Во время работы над этой книгой, сразу после того как я отпраздновала семьдесят первый день рождения, мне предложили главную роль в бродвейском спектакле « 33 вариации» по новой пьесе Моисеса Кауфмана. Моя героиня – наша современница, музыковед, пытающийся понять, почему Бетховен, будучи уже глухим и больным, потратил три последних года жизни на создание тридцати трех музыкальных вариаций, которые считались посредственными вальсами, написанными Антонио Диабелли, известным музыкальным издателем того времени. Вообразите мое удивление, когда я обнаружила, что финальный монолог моей героини затрагивает все ту же тему: как тяготы старости, замедляющие привычный темп жизни, позволяют нам по-иному смотреть на мир, глубже проникая в суть вещей.
Сцена из спектакля «33 вариации», где моя героиня сидит, прислонившись спиной к Бетховену.

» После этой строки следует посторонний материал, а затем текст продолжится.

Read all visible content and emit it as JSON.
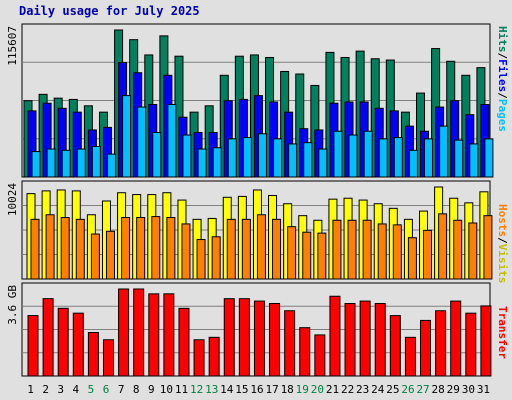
{
  "title": "Daily usage for July 2025",
  "colors": {
    "hits": "#00805c",
    "files": "#0000ff",
    "pages": "#00c0ff",
    "visits": "#ffff00",
    "hosts": "#ff8000",
    "kbytes": "#ff0000",
    "grid": "#808080",
    "plot_bg": "#e0e0e0",
    "weekday_label": "#000000",
    "weekend_label": "#008040"
  },
  "chart_data": [
    {
      "type": "bar",
      "panel": "hits-files-pages",
      "categories": [
        "1",
        "2",
        "3",
        "4",
        "5",
        "6",
        "7",
        "8",
        "9",
        "10",
        "11",
        "12",
        "13",
        "14",
        "15",
        "16",
        "17",
        "18",
        "19",
        "20",
        "21",
        "22",
        "23",
        "24",
        "25",
        "26",
        "27",
        "28",
        "29",
        "30",
        "31"
      ],
      "weekend_days": [
        "5",
        "6",
        "12",
        "13",
        "19",
        "20",
        "26",
        "27"
      ],
      "ymax_label": "115607",
      "ylim": [
        0,
        115607
      ],
      "grid": true,
      "series": [
        {
          "name": "Hits",
          "values": [
            60000,
            65000,
            62000,
            61000,
            56000,
            51000,
            115607,
            108000,
            96000,
            111000,
            95000,
            51000,
            56000,
            80000,
            95000,
            96000,
            94000,
            83000,
            81000,
            72000,
            98000,
            94000,
            99000,
            93000,
            92000,
            51000,
            66000,
            101000,
            91000,
            80000,
            86000
          ]
        },
        {
          "name": "Files",
          "values": [
            52000,
            58000,
            54000,
            51000,
            37000,
            39000,
            90000,
            82000,
            57000,
            80000,
            47000,
            35000,
            35000,
            60000,
            61000,
            64000,
            59000,
            51000,
            38000,
            37000,
            58000,
            59000,
            59000,
            54000,
            52000,
            40000,
            36000,
            55000,
            60000,
            49000,
            57000
          ]
        },
        {
          "name": "Pages",
          "values": [
            20000,
            22000,
            21000,
            22000,
            24000,
            18000,
            64000,
            55000,
            35000,
            57000,
            33000,
            22000,
            23000,
            30000,
            31000,
            34000,
            30000,
            26000,
            27000,
            22000,
            36000,
            33000,
            36000,
            30000,
            31000,
            21000,
            30000,
            40000,
            29000,
            26000,
            30000
          ]
        }
      ],
      "legend": "right-vertical"
    },
    {
      "type": "bar",
      "panel": "visits-hosts",
      "categories": [
        "1",
        "2",
        "3",
        "4",
        "5",
        "6",
        "7",
        "8",
        "9",
        "10",
        "11",
        "12",
        "13",
        "14",
        "15",
        "16",
        "17",
        "18",
        "19",
        "20",
        "21",
        "22",
        "23",
        "24",
        "25",
        "26",
        "27",
        "28",
        "29",
        "30",
        "31"
      ],
      "ymax_label": "10024",
      "ylim": [
        0,
        10024
      ],
      "grid": true,
      "series": [
        {
          "name": "Visits",
          "values": [
            9300,
            9600,
            9700,
            9600,
            7000,
            8500,
            9400,
            9200,
            9200,
            9400,
            8600,
            6500,
            6600,
            8900,
            9000,
            9700,
            9100,
            8200,
            6900,
            6400,
            8700,
            8800,
            8600,
            8200,
            7700,
            6500,
            7400,
            10024,
            8800,
            8300,
            9500
          ]
        },
        {
          "name": "Hosts",
          "values": [
            6500,
            7000,
            6700,
            6500,
            4900,
            5200,
            6700,
            6700,
            6800,
            6700,
            6000,
            4300,
            4600,
            6500,
            6500,
            7000,
            6500,
            5700,
            5100,
            5000,
            6400,
            6400,
            6400,
            6000,
            5900,
            4500,
            5300,
            7100,
            6400,
            6100,
            6900
          ]
        }
      ],
      "legend": "right-vertical"
    },
    {
      "type": "bar",
      "panel": "transfer",
      "categories": [
        "1",
        "2",
        "3",
        "4",
        "5",
        "6",
        "7",
        "8",
        "9",
        "10",
        "11",
        "12",
        "13",
        "14",
        "15",
        "16",
        "17",
        "18",
        "19",
        "20",
        "21",
        "22",
        "23",
        "24",
        "25",
        "26",
        "27",
        "28",
        "29",
        "30",
        "31"
      ],
      "ymax_label": "3.6 GB",
      "ylim": [
        0,
        3.6
      ],
      "grid": true,
      "series": [
        {
          "name": "Transfer",
          "values": [
            2.5,
            3.2,
            2.8,
            2.6,
            1.8,
            1.5,
            3.6,
            3.6,
            3.4,
            3.4,
            2.8,
            1.5,
            1.6,
            3.2,
            3.2,
            3.1,
            3.0,
            2.7,
            2.0,
            1.7,
            3.3,
            3.0,
            3.1,
            3.0,
            2.5,
            1.6,
            2.3,
            2.7,
            3.1,
            2.6,
            2.9
          ]
        }
      ],
      "legend": "right-vertical"
    }
  ],
  "legend_labels": {
    "hits": "Hits",
    "files": "Files",
    "pages": "Pages",
    "visits": "Visits",
    "hosts": "Hosts",
    "transfer": "Transfer",
    "sep": "/"
  }
}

КРЭГ ШВАРЦ / CRAIG SCHWARTZ
Героиня, роль которой я исполняю, поясняет, что сначала она предполагала, будто Бетховен сочинил эти тридцать три вариации для того, чтобы доказать Вене середины восемнадцатого века, что он способен создать великий шедевр из посредственного вальса. Однако то, что она выяснила, было открытием иного рода: она поняла, что Бетховен знал, что вальс – это простой народный танец. Докопавшись до сути, великий композитор разорвал и расчленил свою музыку на тридцать три вариации, превратив пятидесятисекундный вальс в блестящую пятнадцатиминутную композицию. Он был угрюм и глух, но показал нам, как, позволяя себе (или будучи вынужденным) замедлить темп, можно увидеть, что нечто, кажущееся банальным, может расцвести прекрасным цветком.